I've been to many places and done many things in the handful of years since I left Twelve. Life is for the living, I truly believe that, and I've been out, doing my very best to embrace that principle. I got no fear of death. We're all on that road. But as I was lying there, I couldn't help but think about my mom. Is this how it ended for her? Down on her back, killed by some yahoo who got the drop on her?

Enough of thoughts like that.

My tazer and my gun were both gone, and I wasn't pulling a knife unless Waylon did likewise. I struggled upright and spat a mouthful of blood out into the desert. Someone once told me that a long time ago, people prepared for battles by spilling their own blood in the mornings before they started. Well, it weren't lunch time yet, and I was done playing around.

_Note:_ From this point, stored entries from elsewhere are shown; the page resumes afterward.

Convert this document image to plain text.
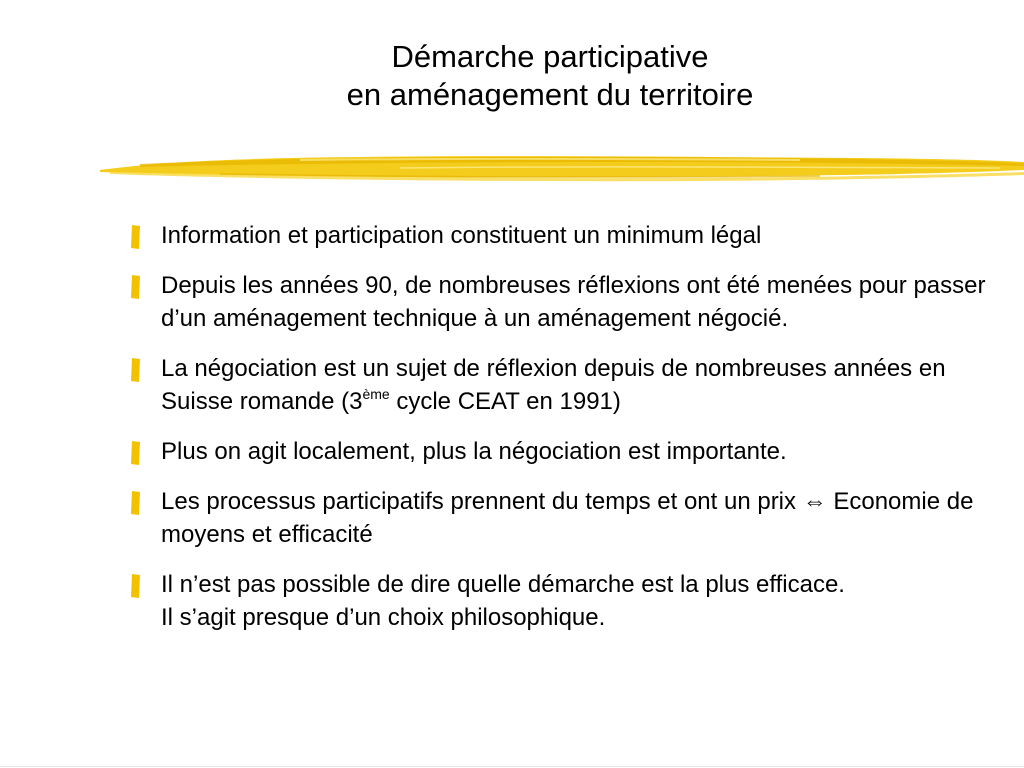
Démarche participative
en aménagement du territoire
Information et participation constituent un minimum légal
Depuis les années 90, de nombreuses réflexions ont été menées pour passer d’un aménagement technique à un aménagement négocié.
La négociation est un sujet de réflexion depuis de nombreuses années en Suisse romande (3ème cycle CEAT en 1991)
Plus on agit localement, plus la négociation est importante.
Les processus participatifs prennent du temps et ont un prix ⇔ Economie de moyens et efficacité
Il n’est pas possible de dire quelle démarche est la plus efficace.
Il s’agit presque d’un choix philosophique.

'Come on,' I said, trying my best to assume a fighting stance even though I was swaying slightly. 'Let's finish this.'

He gave me that look I love to see – that one where they're tired, like dog tired. That one they use when they're beat in the mind.

'Damn it all,' he said, 'can't you just let me go?'

'Ain't payin' no bills that way,' I replied. The candy jack kicked in, and then I was on him.